Kardinal Marx bei der Kundgebung gegen Antisemitismus in Berlin
Der
Vorsitzende der Deutschen Bischofskonferenz, Kardinal Reinhard Marx,
hat heute (14. September 2014) bei der Kundgebung gegen Antisemitismus
am Brandenburger Tor in Berlin die Solidarität der Katholiken mit den
Juden in Deutschland deutlich gemacht: „Ich bin nach Berlin gekommen, um
Ihnen zu sagen, dass Sie nicht allein sind, dass Sie Freunde haben. Die
katholische Kirche gehört zu Ihren Freunden. Wir stehen an Ihrer
Seite.“
Dabei
zeigte sich Kardinal Marx selbst überrascht von dem Hass, der in den
vergangenen Wochen zutage getreten sei. Er habe gedacht, dass Formen von
Antisemitismus wie die Beschädigung von Synagogen, antijüdische Parolen
sowie Beleidigungen und tätliche Angriffe auf Juden der Vergangenheit
angehörten. Vor allem den alltäglichen Antisemitismus empfinde er als
besonders bedrohlich, wenn ‚Jude‘ auf Schulhöfen und in Fußballstadien
zu einem Schimpfwort werde oder Online-Redaktionen von Zeitungen immer
wieder menschenverachtende Leserkommentare löschen müssten.
„Antisemitische und antiisraelische Parolen werden häufig vermischt“, so
Kardinal Marx, „und es gibt keinen Zweifel: Menschenverachtende Parolen
haben leider zugenommen!“ Gegen diesen alltäglichen Antisemitismus
forderte er entschiedenen Widerspruch – „auf dem Schulhof, im
Fußballstadion oder auf der Geburtstagsfeier.
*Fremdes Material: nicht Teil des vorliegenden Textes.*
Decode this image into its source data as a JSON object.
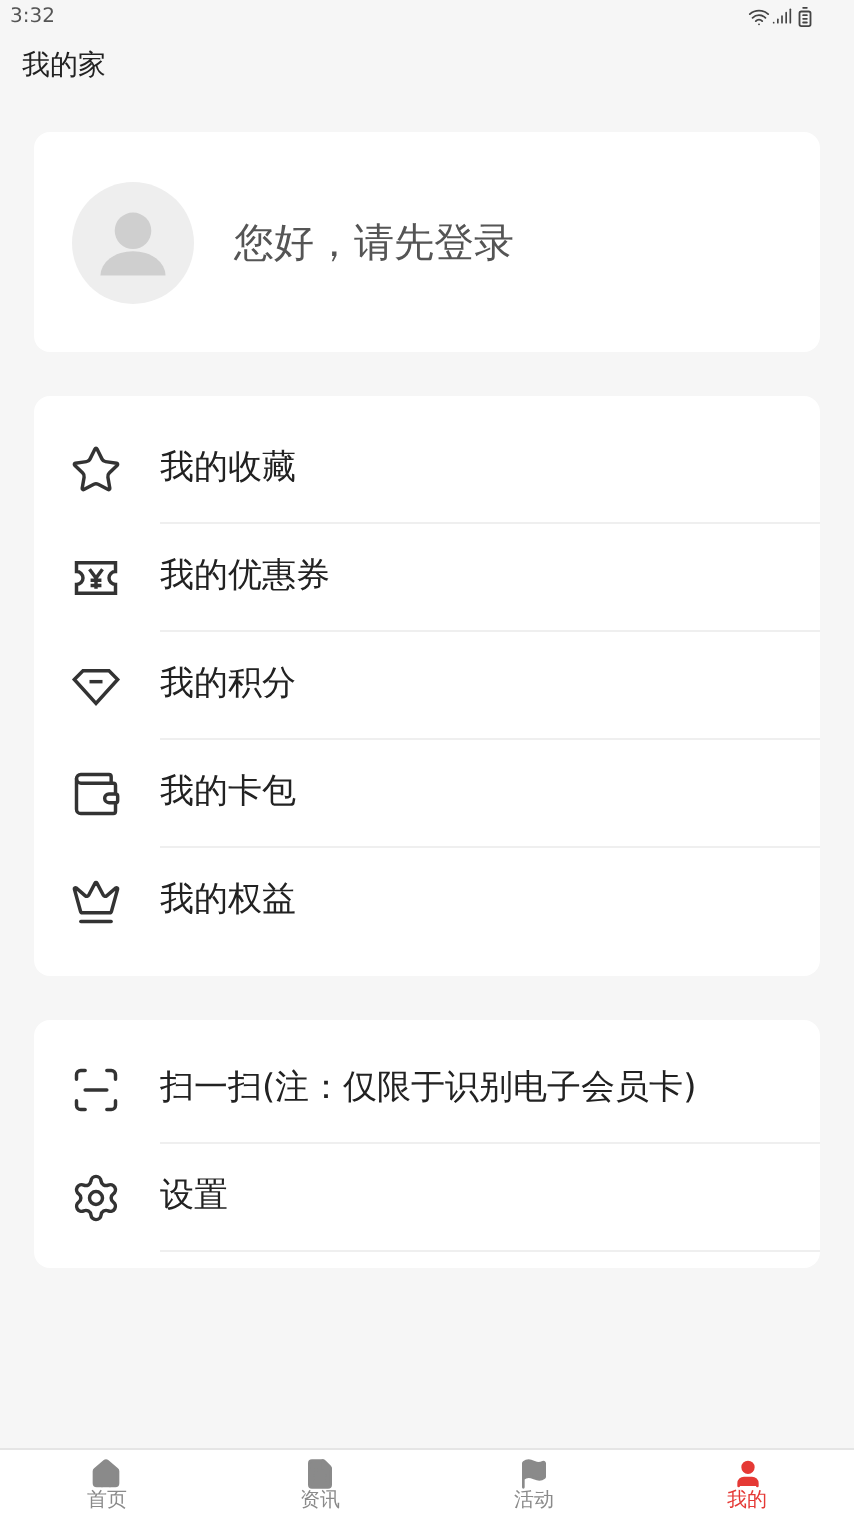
{
  "status_bar": {
    "time": "3:32"
  },
  "header": {
    "title": "我的家"
  },
  "profile": {
    "greeting": "您好，请先登录"
  },
  "menu": [
    {
      "label": "我的收藏"
    },
    {
      "label": "我的优惠券"
    },
    {
      "label": "我的积分"
    },
    {
      "label": "我的卡包"
    },
    {
      "label": "我的权益"
    }
  ],
  "tools": [
    {
      "label": "扫一扫(注：仅限于识别电子会员卡)"
    },
    {
      "label": "设置"
    }
  ],
  "tab_bar": [
    {
      "label": "首页",
      "selected": false
    },
    {
      "label": "资讯",
      "selected": false
    },
    {
      "label": "活动",
      "selected": false
    },
    {
      "label": "我的",
      "selected": true
    }
  ]
}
Denn vergessen wir nicht:
Der Hass der Wenigen wird mächtig durch das Schweigen der Vielen.“
Ausdrücklich
dankte Kardinal Marx dem Präsidenten des World Jewish Congress, Ronald
S. Lauder, der vor kurzem in der „New York Times“ daran erinnert habe,
dass Juden und Christen gemeinsam die Bibel lesen und moralische
Grundüberzeugungen teilten. Die Bibel – und das verbinde Juden und
Christen – beginne mit der Erschaffung der Welt und des Menschen: „Am
Anfang steht ein Menschenpaar, von dem wir alle abstammen. Das ist eine
moralische Botschaft. Wir alle – gleich welcher Nation, Religion oder
welchen Geschlechts – teilen dieselbe Menschlichkeit. Alle Menschen sind
nach dem Bilde Gottes geschaffen oder in säkulare Sprache übersetzt:
Wir alle haben dieselbe Menschenwürde.“ Diese Erkenntnis sei ein
Geschenk Gottes, so Kardinal Marx, „ein Geschenk, das die Welt aus den
Händen Israels empfangen hat.“ Wer die Würde eines Menschen oder einer
Gruppe von Menschen missachte, zerstöre nicht nur die moralischen
Grundlagen unseres Zusammenlebens, der beleidige auch Gott. Im Angesicht
des Hasses der vergangenen Monate forderte der Vorsitzende der
Deutschen Bischofskonferenz: „ Es ist die gemeinsame Aufgabe von Juden,
Christen und Muslimen, jede Form von Menschenverachtung und jede Form
von Judenhass als das zu bekämpfen, was sie ist: Blasphemie, ein Angriff
auf Gott selbst!“
Die
Kundgebung am Brandenburger Tor in Berlin stand unter dem Motto „Steh
auf! Nie wieder Judenhass“ und wurde auf Einladung des Zentralrats der
Juden in Deutschland initiiert, nachdem es in den vergangenen Monaten
auch in Deutschland vermehrt zu antisemitischen Vorfällen gekommen war.
Teilgenommen haben unter anderen Nikolaus Schneider, der Ratsvorsitzende
der Evangelischen Kirche in Deutschland, sowie Bundespräsident Joachim
Gauck, Bundeskanzlerin Angela Merkel, der Vorsitzende des Zentralrats
der Juden in Deutschland, Dr. Dieter Graumann und der Präsident des
World Jewish Congress, Ronald S. Lauder.